I travel all over Asia often. Used to welcoming and friendly immigration officers at most airports in the region, it is always horrible to leave or return to Bangkok’s Suvarnabhumi Airport and be faced with the surly and decidedly unwelcoming immigration officers.
More noticeable as Thailand is known throughout the world as ‘The Land of Smiles’, this bunch wouldn’t smile if told the world’s funniest joke.
In fact, two years ago, after many complaints from tourists, the Immigration Bureau sent their staff on a training course. Named the Sawasdee Project (‘Sawasdee’ being the Thai friendly greeting), it obviously didn’t help much. To this end, getting through immigration and passport control at Suvarnabhumi Airport easily can be a trial.
Here is how to do it so it is less painful for you and the immigration officer.
When Leaving Thailand, Arrive at Suvarnabhumi Early – I have gone through immigration at Suvarnabhumi Airport at various times of the day. No matter what time you attempt to get through, you will be faced with long lines and, at the end of the line, a stony faced immigration officer who looks like he/she really wants you to get the hell out of their country and as quickly as possible, please.
Make sure you arrive in plenty of time before your flight leaves, as you can guarantee an initial 15 minute check-in at your airline desk, followed by up to 2 hours going through Thai immigration.
Suvarnabhumi Airport is also impossibly huge, you often have to trek half a mile down to the entrance to immigration, then have to trek the half mile back again to get to your gate.
Both Leaving and Arriving, Have Your Paperwork Ready – Getting through Suvarnabhumi immigration or passport control, make sure you have all your paperwork in your hand, ready to be handed over to the immigration officer.
Upon arriving in Thailand, you will need your passport, airline ticket and proof you will be flying out of Thailand again within 30 or 60 days, depending on what visa you have.
The immigration officer often doesn’t ask for the proof of departure by plane, but sometimes they do. Make sure you have one because, if not, it is up to the officer’s discretion to refuse you entry to the country.
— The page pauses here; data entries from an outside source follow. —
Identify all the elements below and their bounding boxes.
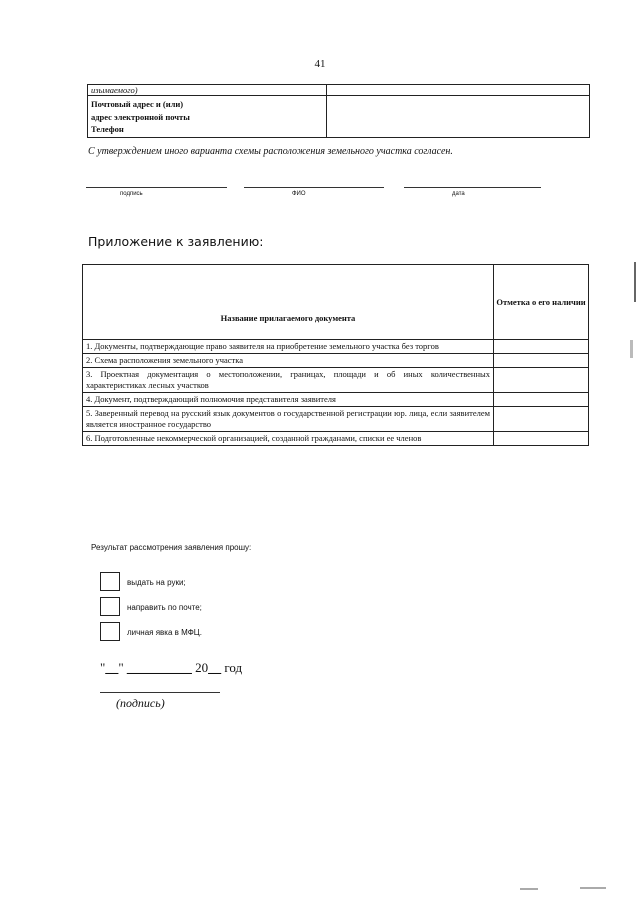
attached-documents-table [82,264,589,446]
availability-mark-cell[interactable] [494,368,589,393]
day-blank: __ [105,660,119,675]
document-name-cell: 6. Подготовленные некоммерческой организацией, созданной гражданами, списки ее членов [83,432,494,446]
document-name-cell: 4. Документ, подтверждающий полномочия представителя заявителя [83,393,494,407]
agreement-statement: С утверждением иного варианта схемы расположения земельного участка согласен. [88,146,453,157]
document-name-cell: 1. Документы, подтверждающие право заявителя на приобретение земельного участка без торгов [83,340,494,354]
table-row [83,432,589,446]
signature-caption: (подпись) [116,696,165,710]
seized-land-label: изымаемого) [88,85,327,96]
table-row [83,407,589,432]
bottom-scan-mark [580,887,606,889]
year-word: год [224,660,243,675]
mfc-visit-checkbox[interactable] [100,622,120,641]
full-name-caption-label: ФИО [292,191,306,197]
availability-mark-cell[interactable] [494,354,589,368]
phone-label: Телефон [91,124,124,134]
table-row [83,354,589,368]
document-name-header: Название прилагаемого документа [83,265,494,340]
full-name-line[interactable] [244,187,384,188]
availability-mark-cell[interactable] [494,340,589,354]
date-field[interactable] [100,660,242,676]
document-name-cell: 2. Схема расположения земельного участка [83,354,494,368]
mail-delivery-checkbox[interactable] [100,597,120,616]
hand-delivery-label: выдать на руки; [127,578,186,587]
year-blank: __ [208,660,222,675]
date-caption-label: дата [452,191,465,197]
year-prefix: 20 [195,660,209,675]
page-number: 41 [314,58,326,70]
date-close-quote: " [118,660,124,675]
table-row [83,393,589,407]
option-mfc-visit [100,622,300,642]
bottom-scan-mark [520,888,538,890]
availability-mark-cell[interactable] [494,407,589,432]
signature-underline[interactable] [100,692,220,693]
applicant-contact-table [87,84,590,138]
table-row [83,368,589,393]
margin-scan-mark [630,340,633,358]
option-hand-delivery [100,572,300,592]
signature-line[interactable] [86,187,227,188]
seized-land-value-cell[interactable] [327,85,590,96]
result-request-label: Результат рассмотрения заявления прошу: [91,543,252,552]
availability-mark-cell[interactable] [494,393,589,407]
margin-scan-mark [634,262,636,302]
date-line[interactable] [404,187,541,188]
month-blank: __________ [126,660,192,675]
option-mail-delivery [100,597,300,617]
appendix-title: Приложение к заявлению: [88,234,264,249]
availability-mark-cell[interactable] [494,432,589,446]
contact-value-cell[interactable] [327,96,590,138]
hand-delivery-checkbox[interactable] [100,572,120,591]
postal-email-label: Почтовый адрес и (или) [91,99,184,109]
signature-caption-label: подпись [120,191,143,197]
table-header-row [83,265,589,340]
mail-delivery-label: направить по почте; [127,603,202,612]
date-open-quote: " [100,660,106,675]
availability-mark-header: Отметка о его наличии [494,265,589,340]
table-row [83,340,589,354]
contact-labels-cell [88,96,327,138]
email-address-label: адрес электронной почты [91,111,190,122]
mfc-visit-label: личная явка в МФЦ. [127,628,202,637]
document-name-cell: 3. Проектная документация о местоположении, границах, площади и об иных количественных характеристиках лесных участков [83,368,494,393]
document-name-cell: 5. Заверенный перевод на русский язык документов о государственной регистрации юр. лица, если заявителем является иностранное государство [83,407,494,432]
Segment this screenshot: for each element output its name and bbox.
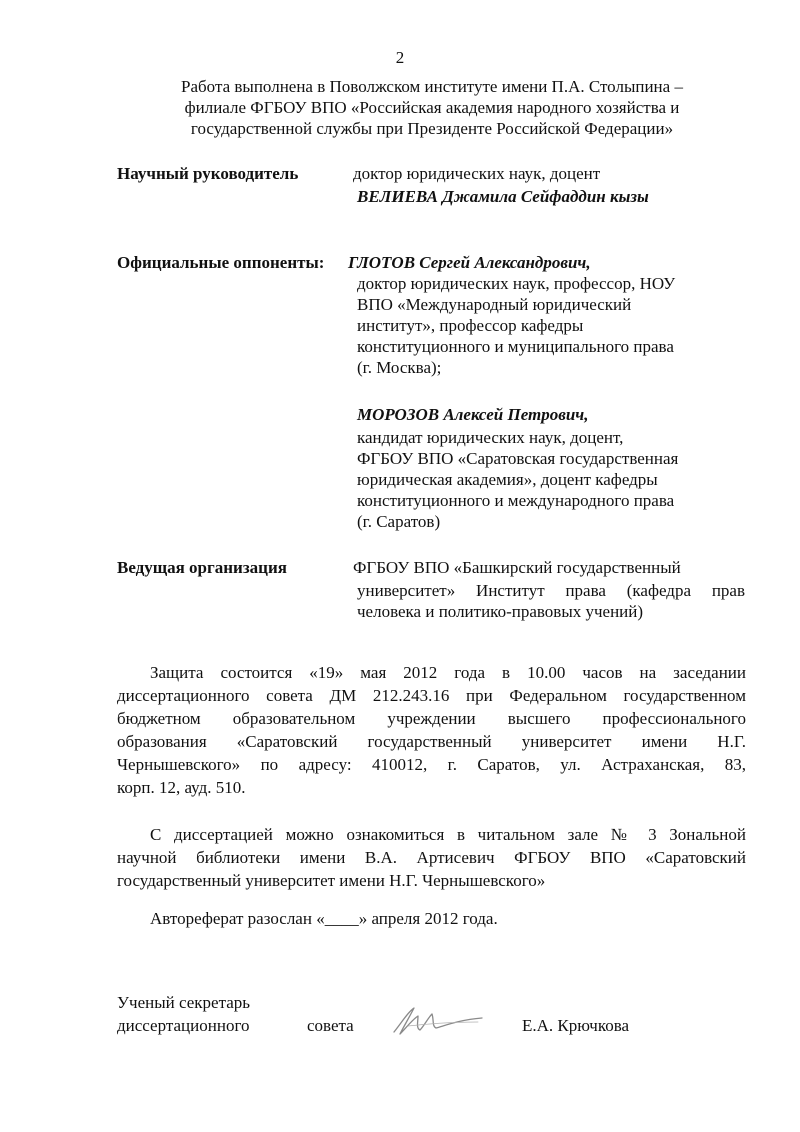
detail-line: конституционного и международного права — [357, 491, 675, 510]
lead-org-label: Ведущая организация — [117, 558, 287, 577]
paragraph-line: Чернышевского» по адресу: 410012, г. Саратов, ул. Астраханская, 83, — [117, 755, 746, 774]
lead-org-line: ФГБОУ ВПО «Башкирский государственный — [353, 558, 681, 577]
paragraph-line: образования «Саратовский государственный университет имени Н.Г. — [117, 732, 746, 751]
detail-line: институт», профессор кафедры — [357, 316, 584, 335]
supervisor-label: Научный руководитель — [117, 164, 299, 183]
detail-line: юридическая академия», доцент кафедры — [357, 470, 658, 489]
detail-line: (г. Саратов) — [357, 512, 441, 531]
detail-line: доктор юридических наук, профессор, НОУ — [357, 274, 676, 293]
page-number: 2 — [395, 48, 405, 67]
secretary-title: Ученый секретарь — [117, 993, 251, 1012]
supervisor-degree: доктор юридических наук, доцент — [353, 164, 601, 183]
opponent-1-name: ГЛОТОВ Сергей Александрович, — [348, 253, 591, 272]
signature-icon — [388, 1004, 488, 1040]
supervisor-name: ВЕЛИЕВА Джамила Сейфаддин кызы — [357, 187, 649, 206]
opponent-2-name: МОРОЗОВ Алексей Петрович, — [357, 405, 589, 424]
header-line: Работа выполнена в Поволжском институте имени П.А. Столыпина – — [181, 77, 683, 96]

When leaving Thailand, you will need your passport, the TM6 form (the white exit card stapled into your passport when you arrived), and your plane ticket. If you don’t have one of these, please don’t stand in a line and hold up everyone else behind you.
Instead, find an immigration officer that is not busy and ask them what to do.
Don’t Attempt to Talk to the Immigration Officer Unless Necessary – As I said, most are singularly the most unfriendly people you will find in Thailand. Don’t attempt to engage them in conversation or ask questions not absolutely vital. You are not likely to get much of an answer, and they will probably spend even longer processing you.
Stand on the Feet on the Floor and Look at the Camera – Thai immigration takes their feet outline on the floor and their camera directed at your head seriously. Make sure you are standing in the feet when it’s your turn at the counter and look directly at the camera.
If not, they will usually repeatedly request you to reposition yourself, which wastes time.
If You Have an Overstay, Be Prepared to Pay – If you are leaving Thailand, you’ve made a mistake and your visa has expired, be prepared to pay a fine and have your money at hand.
Immigration will charge you 500 baht per day of overstay, and you will be expected to have cash to pay for it. If you don’t, you could end up in Immigration jail waiting for someone to send you the money. And that’s not fun.
Expect Long Delays on Arrival in Thailand – With just about the slowest immigration staff I have ever come across, it takes forever to get through passport control at Suvarnabhumi. The last time I arrived, there were more than 25 lines with 60-80 people in each line. It was almost 40 minutes before I got through to my luggage. I was amazed it was still there.
Not quite as unpleasant as immigration and passport control in America, Suvarnabhumi Airport is getting there. Follow these small tips and you should have less problems getting through immigration at Suvarnabhumi.
And remember, the rest of Thailand isn’t like this. Grin and bear it. Get into the country and then meet the ‘real Thai people’. People who are happy you are here and will make you feel welcome. Because Suvarnabhumi Airport’s immigration department certainly won’t.